July corn settled 3 1/2 cents lower to US$3.86 3/4 per bushel, Sep fell 2 1/4 cents to US$3.89 1/4, and Dec slipped 1 3/4 cents to US$3.83.
Most midday weather forecasts were little changed from earlier outlooks which indicated more favorable growing weather, limiting speculative buying late, a commission house analyst said.
The failure to take out Thursday's highs led to some light technical selling with profit taking adding to the weaker tone, said Clark Neighbors, an analyst with Bump Investor Services.
July corn ended the week over 20 cents above Tuesday's closing level.
The weakness was limited by good-sized gains in soybeans and soybean meal as well as a firm tone in wheat futures, a floor trader said.
"Corn was the laggard Friday in the grains," said Joe Bedore, floor manager at FC Stone.
The unwinding of bull spreads pressed the nearby contracts on talk of increased cash corn sales, a commercial analyst said. In addition, export sales were in line with expectations and had little impact, the analyst added.
The U.S. Department of Agriculture reported that corn export sales for the week ended May 24 were 1,365.6 million metric tonnes, within the range of analyst estimates. From the total, 689,500 tonnes was for delivery in the 2007-08 marketing year.

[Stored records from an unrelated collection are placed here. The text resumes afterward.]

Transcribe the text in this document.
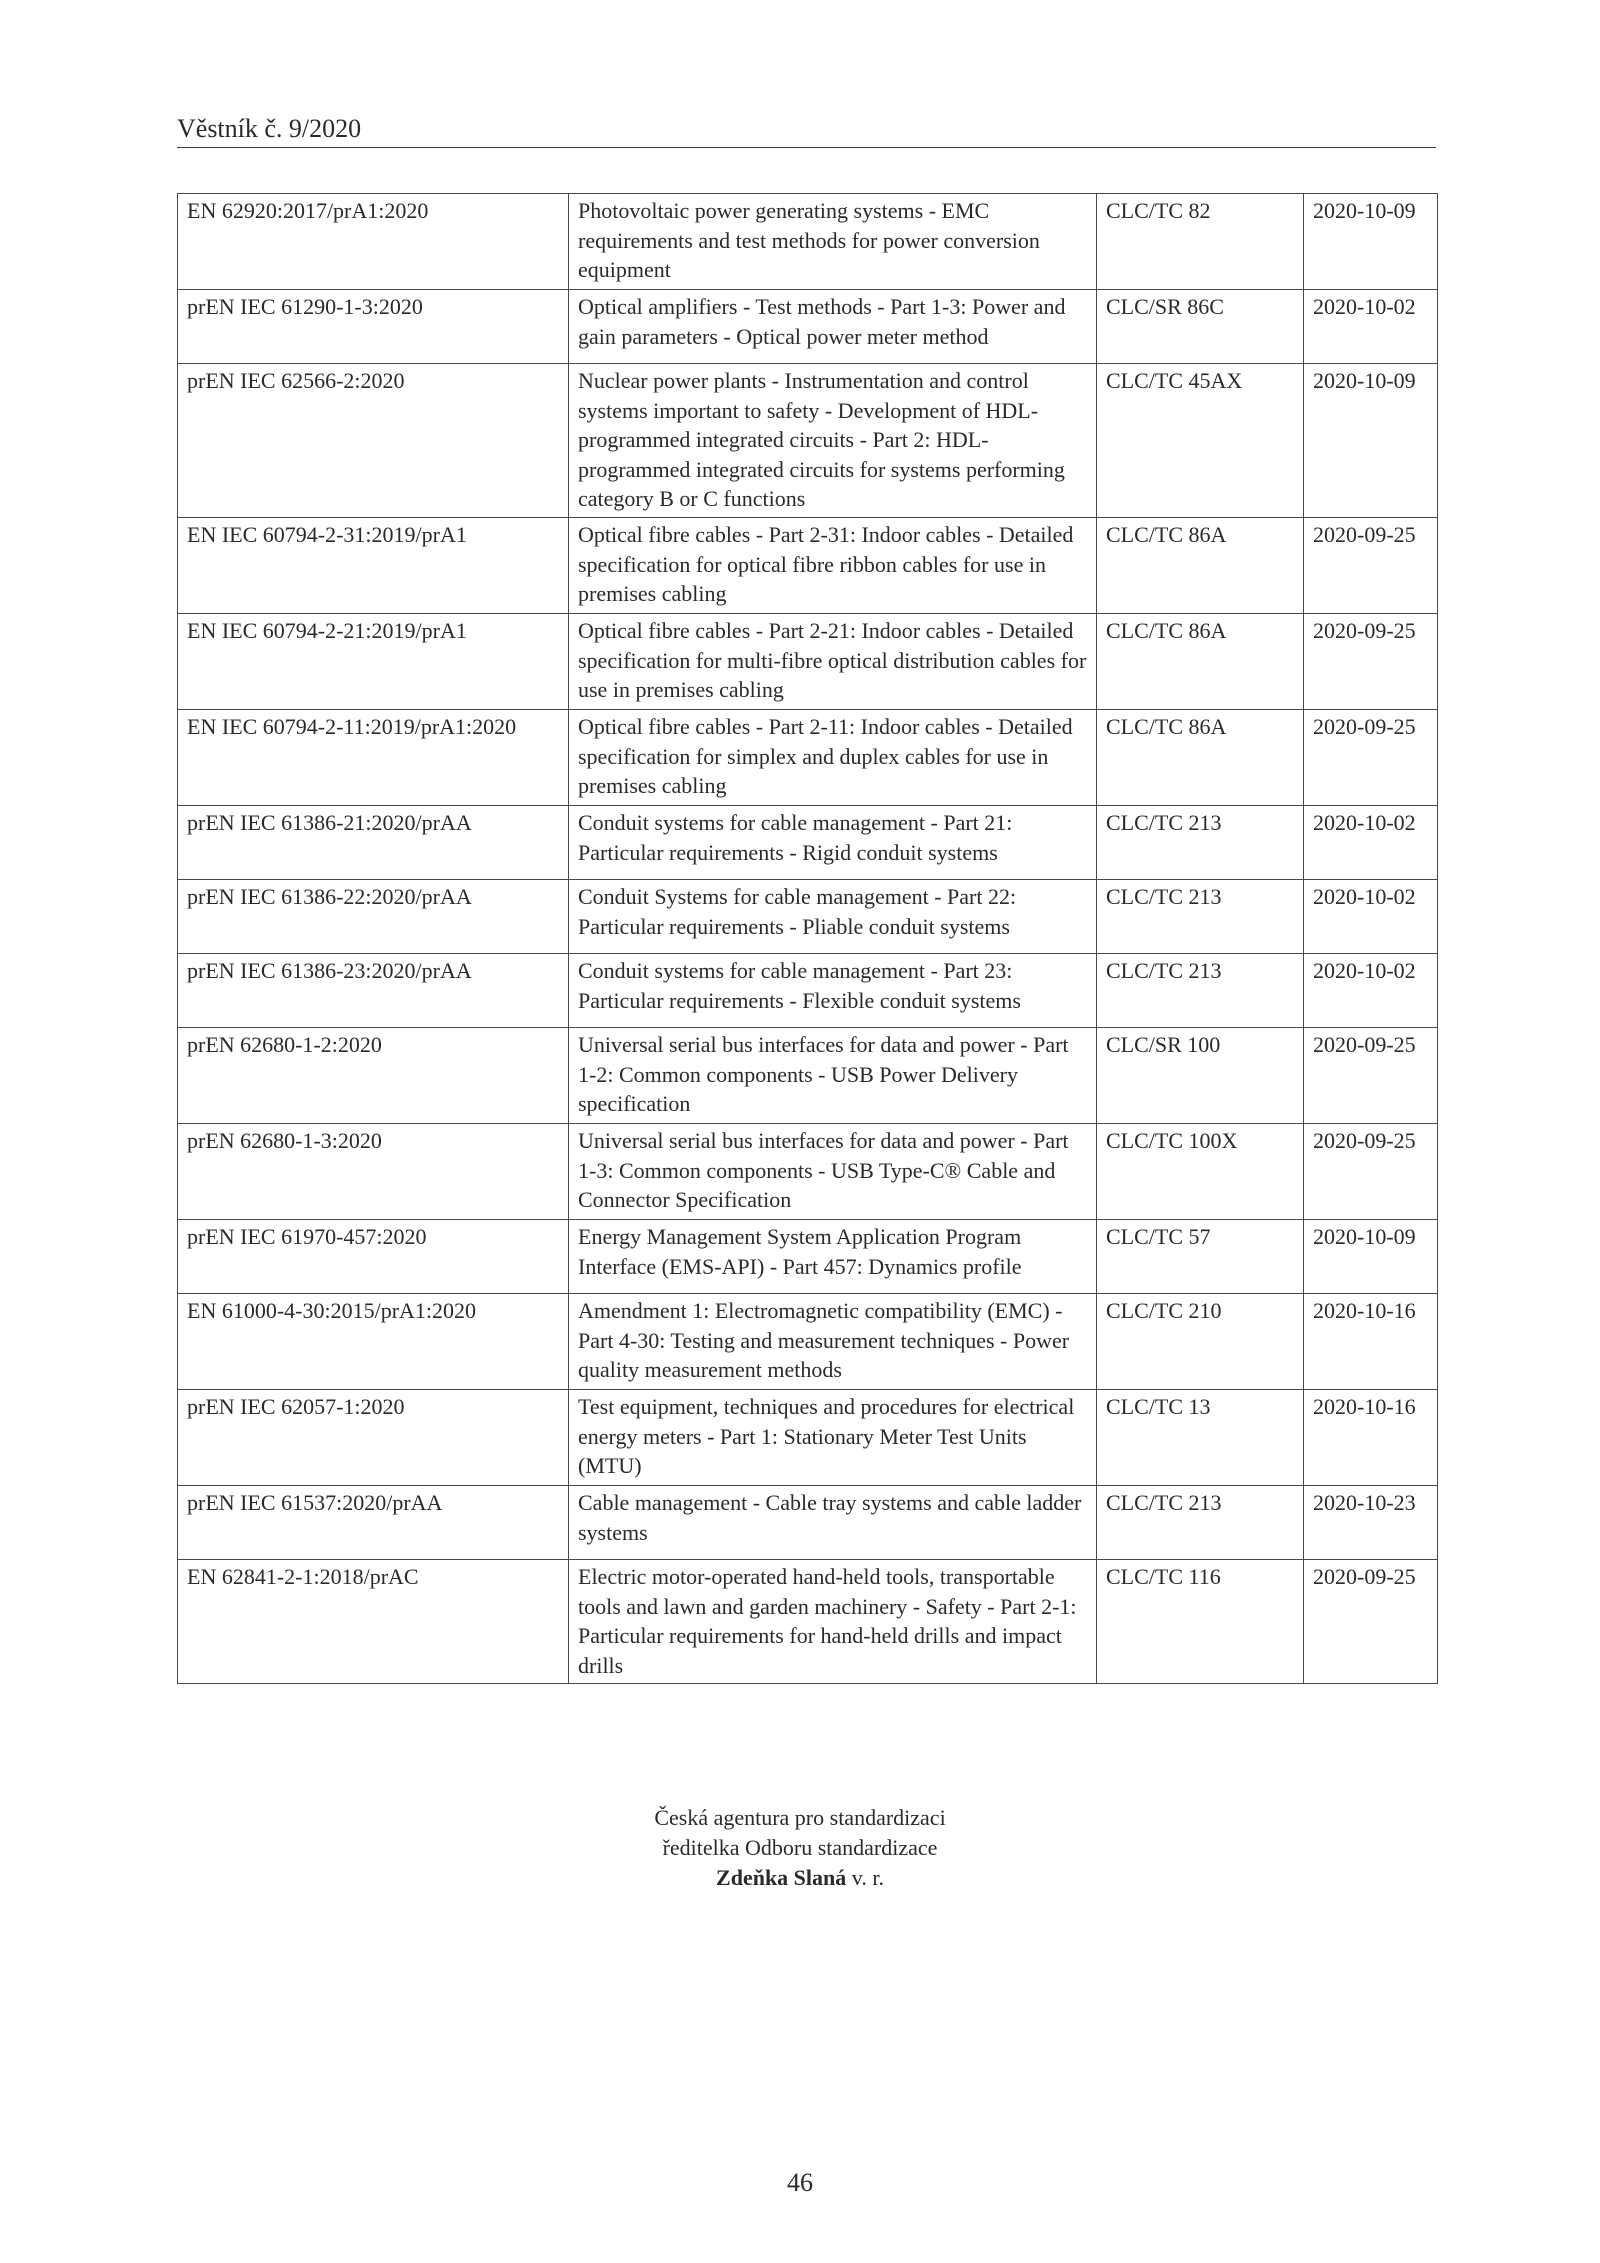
Věstník č. 9/2020
EN 62920:2017/prA1:2020	Photovoltaic power generating systems - EMC requirements and test methods for power conversion equipment	CLC/TC 82	2020-10-09
prEN IEC 61290-1-3:2020	Optical amplifiers - Test methods - Part 1-3: Power and gain parameters - Optical power meter method	CLC/SR 86C	2020-10-02
prEN IEC 62566-2:2020	Nuclear power plants - Instrumentation and control systems important to safety - Development of HDL-programmed integrated circuits - Part 2: HDL-programmed integrated circuits for systems performing category B or C functions	CLC/TC 45AX	2020-10-09
EN IEC 60794-2-31:2019/prA1	Optical fibre cables - Part 2-31: Indoor cables - Detailed specification for optical fibre ribbon cables for use in premises cabling	CLC/TC 86A	2020-09-25
EN IEC 60794-2-21:2019/prA1	Optical fibre cables - Part 2-21: Indoor cables - Detailed specification for multi-fibre optical distribution cables for use in premises cabling	CLC/TC 86A	2020-09-25
EN IEC 60794-2-11:2019/prA1:2020	Optical fibre cables - Part 2-11: Indoor cables - Detailed specification for simplex and duplex cables for use in premises cabling	CLC/TC 86A	2020-09-25
prEN IEC 61386-21:2020/prAA	Conduit systems for cable management - Part 21: Particular requirements - Rigid conduit systems	CLC/TC 213	2020-10-02
prEN IEC 61386-22:2020/prAA	Conduit Systems for cable management - Part 22: Particular requirements - Pliable conduit systems	CLC/TC 213	2020-10-02
prEN IEC 61386-23:2020/prAA	Conduit systems for cable management - Part 23: Particular requirements - Flexible conduit systems	CLC/TC 213	2020-10-02
prEN 62680-1-2:2020	Universal serial bus interfaces for data and power - Part 1-2: Common components - USB Power Delivery specification	CLC/SR 100	2020-09-25
prEN 62680-1-3:2020	Universal serial bus interfaces for data and power - Part 1-3: Common components - USB Type-C® Cable and Connector Specification	CLC/TC 100X	2020-09-25
prEN IEC 61970-457:2020	Energy Management System Application Program Interface (EMS-API) - Part 457: Dynamics profile	CLC/TC 57	2020-10-09
EN 61000-4-30:2015/prA1:2020	Amendment 1: Electromagnetic compatibility (EMC) - Part 4-30: Testing and measurement techniques - Power quality measurement methods	CLC/TC 210	2020-10-16
prEN IEC 62057-1:2020	Test equipment, techniques and procedures for electrical energy meters - Part 1: Stationary Meter Test Units (MTU)	CLC/TC 13	2020-10-16
prEN IEC 61537:2020/prAA	Cable management - Cable tray systems and cable ladder systems	CLC/TC 213	2020-10-23
EN 62841-2-1:2018/prAC	Electric motor-operated hand-held tools, transportable tools and lawn and garden machinery - Safety - Part 2-1: Particular requirements for hand-held drills and impact drills	CLC/TC 116	2020-09-25
Česká agentura pro standardizaci
ředitelka Odboru standardizace
Zdeňka Slaná v. r.
46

Price direction on Monday will depend on the rainfall received over the weekend in the eastern U.S. Midwest as well as the Sunday night weather forecasts, a trader said.
Fund buying was estimated at 2,000 contracts.
On daily technical charts, July traded an inside day, within the range established in Thursday's session.
In open auction trades Tenco bought 1,000 July, and Penson GHCO sold 1,200 December.
In options trading JP Morgan sold 500 July US$4.00 calls, 2,500 July US$4.40 calls and 1,000 December US$4.50 calls.
Oat futures settled higher as active fund buying helped prices rally, a floor trader said. The September, December and March open auction contracts all made new life of contract highs.
July oats gained 5 cents to US$2.86 per bushel and December also rose 5 cents to US$2.78.
Ethanol futures ended mixed in thin trade. June ethanol slipped 2 cents to US$2.17 per gallon and July fell .009 cent to US$2.041.
Friday afternoon, the Commodity Futures Trading Commission is scheduled to release the commitment of traders report for the period ending May 29. On Monday, the USDA is scheduled to release the weekly export inspections report at 1100 EDT and the weekly crop progress report at 1600 EDT (2000 GMT).